Isso é chocante, porque muitos têm na mente a imagem adocicada do tal "médium" mineiro, construída como uma dramaturgia de novela, como um pretenso modelo de "caridade" e "bondade" que nunca trouxe resultados expressivos para os mais necessitados.
Falam que ele "enxugava lágrimas", mas a verdade é que ele nunca preveniu o pranto alheio e, como oportunista, queria fazer promoção pessoal e sensacionalismo barato com a tragédia alheia.
Graças a esse "médium", de visual cafona e uma esperteza que o fazia sintetizar, por antecipação, a imunidade de Aécio Neves e o assistencialismo de Luciano Huck (ambos o cumprimentaram no fim da vida), o Espiritismo catolicizado passou a ser abertamente ultraconservador.
Mais do que as religiões evangélicas "pentecostais", o Espiritismo catolicizado e abençoado pela Rede Globo é a que mais apoia a Operação Lava Jato, a Escola Sem Partido, o Movimento Brasil Livre (aka Movimento Me Livre do Brasil) e as reformas trabalhista e previdenciária.
Aqui se mostra que o Espiritismo feito no Brasil não mede escrúpulos no seu reacionarismo cada vez mais explícito, de fazer Silas Malafaia e Marco Feliciano ficarem de queixo caído.
A postura supostamente abolicionista deu lugar a uma posição abertamente escravista, com base numa corrente católica que os ditos espíritas no Brasil pegaram emprestado do entulho medieval descartado pelos católicos, a Teologia do Sofrimento.
Com base nisso e tendo o "médium" mineiro como maior pregador, o Espiritismo brasileiro prega a aceitação do sofrimento, por pior que seja, mesmo que se perca uma encarnação inteira com uma coleção de desgraças em doses traumatizantes.
No âmbito profissional, a "moral espírita" que aqui temos prega que "temos que dedicar nossa vida apenas ao servir".
Confundem "serviço" com "servidão" e chegam a dizer às pessoas para "amarem o sofrimento" e "agradecerem a Deus pela desgraça obtida".
Usam todo tipo de desculpa para os retrocessos trabalhistas e a opressão que o patronato impõe para o trabalhador.
Se a carga horária é excessiva, pedem para o trabalhador ter paciência e fé e cumprir a jornada até o esgotamento de suas forças.
Se o salário é muito baixo, o trabalhador que tenha a abnegação necessária e deixe de gastar até mesmo parte do que lhe é mais essencial.
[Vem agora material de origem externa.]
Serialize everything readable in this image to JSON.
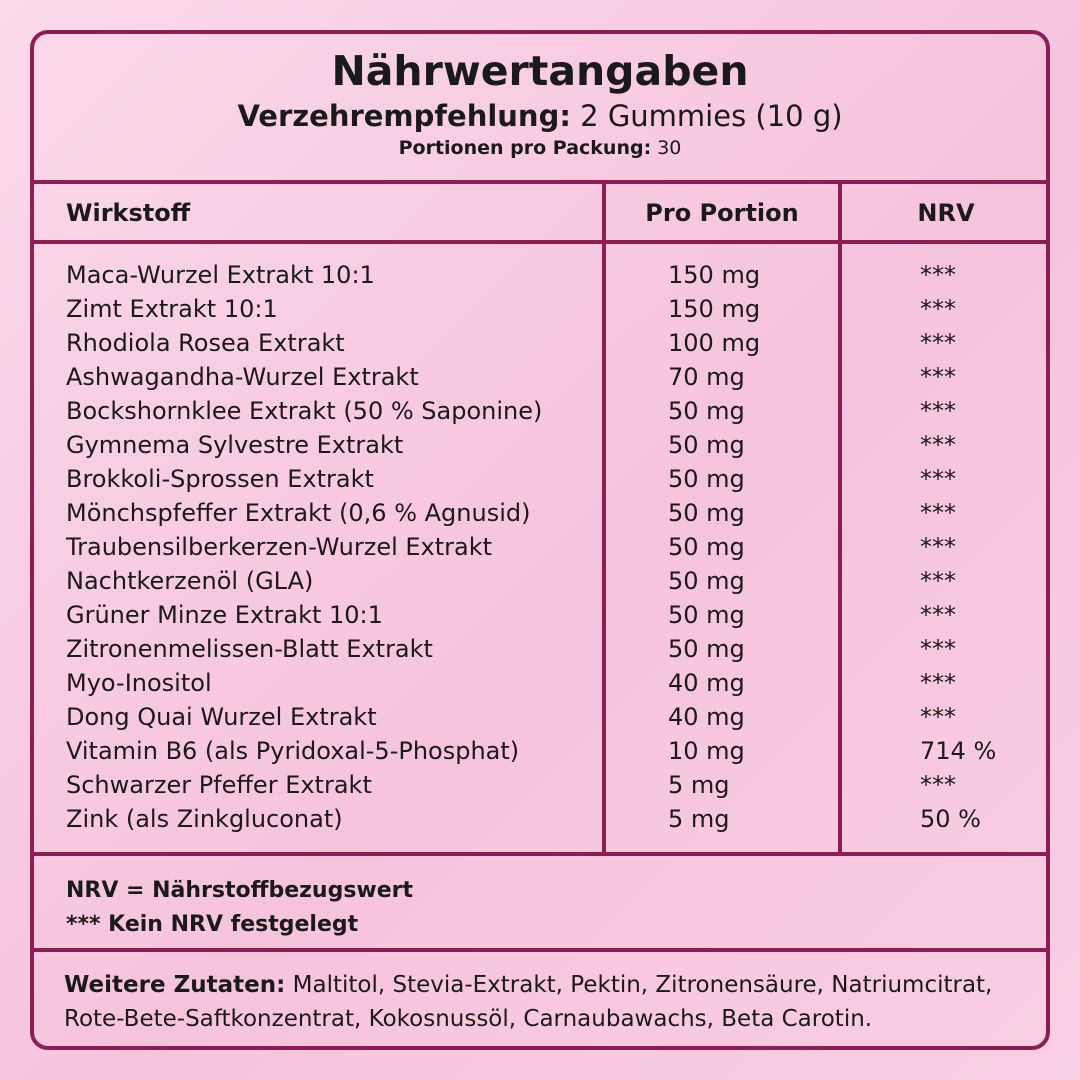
{
  "header": {
    "title": "Nährwertangaben",
    "serving_label": "Verzehrempfehlung:",
    "serving_value": "2 Gummies (10 g)",
    "servings_label": "Portionen pro Packung:",
    "servings_value": "30"
  },
  "table": {
    "headers": [
      "Wirkstoff",
      "Pro Portion",
      "NRV"
    ],
    "rows": [
      {
        "name": "Maca-Wurzel Extrakt 10:1",
        "amount": "150 mg",
        "nrv": "***"
      },
      {
        "name": "Zimt Extrakt 10:1",
        "amount": "150 mg",
        "nrv": "***"
      },
      {
        "name": "Rhodiola Rosea Extrakt",
        "amount": "100 mg",
        "nrv": "***"
      },
      {
        "name": "Ashwagandha-Wurzel Extrakt",
        "amount": "70 mg",
        "nrv": "***"
      },
      {
        "name": "Bockshornklee Extrakt (50 % Saponine)",
        "amount": "50 mg",
        "nrv": "***"
      },
      {
        "name": "Gymnema Sylvestre Extrakt",
        "amount": "50 mg",
        "nrv": "***"
      },
      {
        "name": "Brokkoli-Sprossen Extrakt",
        "amount": "50 mg",
        "nrv": "***"
      },
      {
        "name": "Mönchspfeffer Extrakt (0,6 % Agnusid)",
        "amount": "50 mg",
        "nrv": "***"
      },
      {
        "name": "Traubensilberkerzen-Wurzel Extrakt",
        "amount": "50 mg",
        "nrv": "***"
      },
      {
        "name": "Nachtkerzenöl (GLA)",
        "amount": "50 mg",
        "nrv": "***"
      },
      {
        "name": "Grüner Minze Extrakt 10:1",
        "amount": "50 mg",
        "nrv": "***"
      },
      {
        "name": "Zitronenmelissen-Blatt Extrakt",
        "amount": "50 mg",
        "nrv": "***"
      },
      {
        "name": "Myo-Inositol",
        "amount": "40 mg",
        "nrv": "***"
      },
      {
        "name": "Dong Quai Wurzel Extrakt",
        "amount": "40 mg",
        "nrv": "***"
      },
      {
        "name": "Vitamin B6 (als Pyridoxal-5-Phosphat)",
        "amount": "10 mg",
        "nrv": "714 %"
      },
      {
        "name": "Schwarzer Pfeffer Extrakt",
        "amount": "5 mg",
        "nrv": "***"
      },
      {
        "name": "Zink (als Zinkgluconat)",
        "amount": "5 mg",
        "nrv": "50 %"
      }
    ]
  },
  "legend": {
    "line1": "NRV = Nährstoffbezugswert",
    "line2": "*** Kein NRV festgelegt"
  },
  "ingredients": {
    "label": "Weitere Zutaten:",
    "text": "Maltitol, Stevia-Extrakt, Pektin, Zitronensäure, Natriumcitrat, Rote-Bete-Saftkonzentrat, Kokosnussöl, Carnaubawachs, Beta Carotin."
  },
  "colors": {
    "border": "#8f1d55",
    "background": "#f8cde3"
  }
}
Se der para viver a base de pão e água e morar na rua, "tudo bem".
Se os patrões ou mesmo colegas de trabalho lhe oprimem, armam intrigas e outros incidentes infelizes, lhe pedem para ficar tranquilo, viver na prece e sorrir para seus algozes.
Se o sujeito não consegue arrumar emprego, arrume um trabalho "qualquer nota", mesmo que seja para arrecadar uns centavos.
Isso é praticamente uma visão escravagista. Se o Espiritismo brasileiro de hoje existisse na época da escravidão, eles pregariam que "chicote no lombo dos escravos é refresco".
O Espiritismo brasileiro inventa todo tipo de desculpa para a pior desgraça. E ainda fala coisas como "que importam décadas de desgraças diante de uma eternidade de bênçãos".
Mas seus pregadores nunca sofrem desgraças, pegam parte do dinheiro da caridade e juntam com o dinheiro lavado das grandes empresas e vão fazer turnê pelo Primeiro Mundo, dando palestras para ricos e voltando ao país com medalhas e diplomas que só ajudam suas vaidades pessoais.
Desviam parte dos donativos para revender em brechós e armazéns. Pegam o lucro dos livros vendidos para comprar carros do ano ou apartamentos cujo conforto é bem maior do que muitos pensam ser o triplex do Guarujá erroneamente atribuído ao ex-presidente Lula.
Aliás, nossos "tão progressistas espíritas", sem escrúpulos, falam tão mal da corrupção, dentro do mesmo ponto de vista hipócrita em que a plutocracia reclama da suposta corrupção dos outros, mas nunca a de si mesma.
Ainda vão revelar muitas coisas desse "Espiritismo à brasileira" que mais parece uma prima pobre da Cientologia. Pobre, em termos, porque é uma religião que se prova estar mais e mais ao lado das elites do atraso que escravizam o povo brasileiro, literal ou simbolicamente.